Rhode & Steele E-Commerce

 

Client: Rhode & Steele (Design Lab)

Industry: Retail

My Role: UX/UI Designer & Researcher

Physical to digital conceptual product design work for a fashion retailer.


My Deliverables

I worked on the full UX/UI process from user and competitive research to full branding and design to prototyping and user testing.

User research - Information Architecture - Wireframing - UI Design - User Testing

The Challenge

I created an e-commerce site for fictional brand Rhode & Steele, a physical retail location that wanted to take their offline success online. The project included a full re-brand, including new logo, typography, and color palette as well as a mock-up of a responsive homepage and prototype.

The Research

To begin initial research to jumpstart the project, the following approaches were used in order to gain further insight on the target user:

Competitor Analysis: allowing deeper insight into market trends and the current strengths & weaknesses of the industry.

Competitors Main Strengths: Clean User Interface Design, Large Variety of Categories, Reviews/Social Feeds, Clean and Easy Check-Outs, Omni=Channel Shopping Experience

Competitor Main Weaknesses: Busy Landing Pages, Trend Collections Too Vague, Check-Out Not Detailed Enough, No Favorite or Save Option, Some Categories Hard to Find

CompetitorLogos.jpg

User Interviews: identifying the major wants, needs, and pain points of the key consumer in various demographics. There was a total of 4 women, 28-45 years old who all shopped within the last 2 weeks and value both trends and deals.

Main Needs/Wants: Wide selections that are easy to filter, Emphasis on deals & promotions, What’s new collection, Reviews and social feeds, Quick shipping or in-store pick-up, Easy & free returns.

Main Pain-points: Fit is never reliable, Quality is being sacrificed for pricing, In-store collection too small, Check-out too long or unreliable, Needs things at the last minute.

The consensus of the research identified that the users’ biggest concerns were about fit, promotions, and shipping/returns. In order to further understand the data and what the site would need to solve in a more human way, a persona, empathy map, and story board were created to embody the wants, needs, and pain points of the main user and the decisions they may make.

The UX

After gaining a full grasp on the target user and the problems being solved for, the next step was to think through the structure of the site through the use of a card sorting to see how the target demographic organizes data within the usual retail categories and then creating a site map based on the findings. Once the organization of the information within the site was clear, the potential interactions were fleshed out through understanding both a task and user flow.

After the flows were sketched out, the design phase began through basic wireframes of the homepage and other main pages of the flow. Low-fidelity wireframes were created of the homepage for a desktop, iPad, and iPhone to show the responsive nature of the site and how it would react to each screen size. The next step was then to create the low-fidelity versions of the main pages of the flow to get an idea of the main layouts.

The Design

Beyond the workings of the site’s infrastructure, organization, and interactions, the brand needed a new face. A style guide was created including new logo mock-ups, color palette, and typography. Once completed, this identity was then translated to the UI Kit as well as higher fidelity mock-ups.

R&S_UIKit_Condensced.jpg

While the low-fidelity wireframes focused on the layouts main pages, the high-fidelity added in both the created UI elements as well as the main interactions of the flows. Beyond the main pages, all of the pages showing each interaction were created at the high-fidelity to make-up the prototype for testing.
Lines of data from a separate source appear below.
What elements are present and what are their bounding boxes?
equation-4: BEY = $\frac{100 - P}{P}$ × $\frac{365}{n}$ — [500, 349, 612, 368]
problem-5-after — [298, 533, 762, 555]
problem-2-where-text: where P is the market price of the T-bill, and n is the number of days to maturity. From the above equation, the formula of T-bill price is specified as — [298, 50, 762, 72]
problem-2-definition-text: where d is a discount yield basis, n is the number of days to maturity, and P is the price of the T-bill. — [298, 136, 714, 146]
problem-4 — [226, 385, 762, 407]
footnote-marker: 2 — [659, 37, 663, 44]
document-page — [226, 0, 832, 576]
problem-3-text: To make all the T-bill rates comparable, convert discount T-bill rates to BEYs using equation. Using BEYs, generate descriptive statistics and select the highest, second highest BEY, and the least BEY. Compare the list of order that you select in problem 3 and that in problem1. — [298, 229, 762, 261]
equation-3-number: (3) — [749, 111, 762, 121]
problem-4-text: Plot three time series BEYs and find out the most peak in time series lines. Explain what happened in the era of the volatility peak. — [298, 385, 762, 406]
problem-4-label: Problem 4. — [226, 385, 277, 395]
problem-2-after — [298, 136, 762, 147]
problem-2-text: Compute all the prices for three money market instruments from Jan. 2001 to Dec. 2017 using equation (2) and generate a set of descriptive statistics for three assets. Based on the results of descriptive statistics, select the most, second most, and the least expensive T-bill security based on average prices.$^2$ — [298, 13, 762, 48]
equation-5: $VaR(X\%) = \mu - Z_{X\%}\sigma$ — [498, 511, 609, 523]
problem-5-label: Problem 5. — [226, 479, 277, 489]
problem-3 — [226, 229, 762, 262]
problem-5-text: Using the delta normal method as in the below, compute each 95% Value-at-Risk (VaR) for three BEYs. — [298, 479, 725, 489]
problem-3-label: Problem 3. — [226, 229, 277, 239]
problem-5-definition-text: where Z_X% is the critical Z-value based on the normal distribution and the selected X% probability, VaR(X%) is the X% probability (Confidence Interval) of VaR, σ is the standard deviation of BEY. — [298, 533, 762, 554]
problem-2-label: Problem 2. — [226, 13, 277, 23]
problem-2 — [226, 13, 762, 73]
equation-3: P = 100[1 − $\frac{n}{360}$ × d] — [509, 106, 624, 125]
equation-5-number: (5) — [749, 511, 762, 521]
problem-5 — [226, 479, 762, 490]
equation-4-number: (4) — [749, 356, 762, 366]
HighFidelityWireframes_RS.jpg

Once the UI and higher fidelity wireframes were in place, the prototype was created showing an interaction that hit all of the major concerns for the consumer including a homepage with a highly visible what’s new collection and a try first, buy later option to address fit problems, a category page with a wide selection that is easy to both filter and sort, a product page with easy access to shipping and return information, and a seamless check-out that includes a promo code generator as well as the Paypal option that allows for quick autofill. Link to Prototype

The User Testing

Testing: With a working prototype, usability testing was done on 6 more women of the same demographic. Overall the feedback was very positive, all felt the pages were clean and concise, that they highlighted the main information that they look for, and the navigation was very easy to use. The few hesitations they had were in the apply button for the filters, clarity that the high-low and low-high sort were for pricing, and the need for a manual way to input the promo codes.

Next Steps: Adjustments were made on the prototype based on the above feedback from the usability testing. Any further steps would be to create a higher fidelity prototype with more interactions, conduct more testing and continue to update as needed.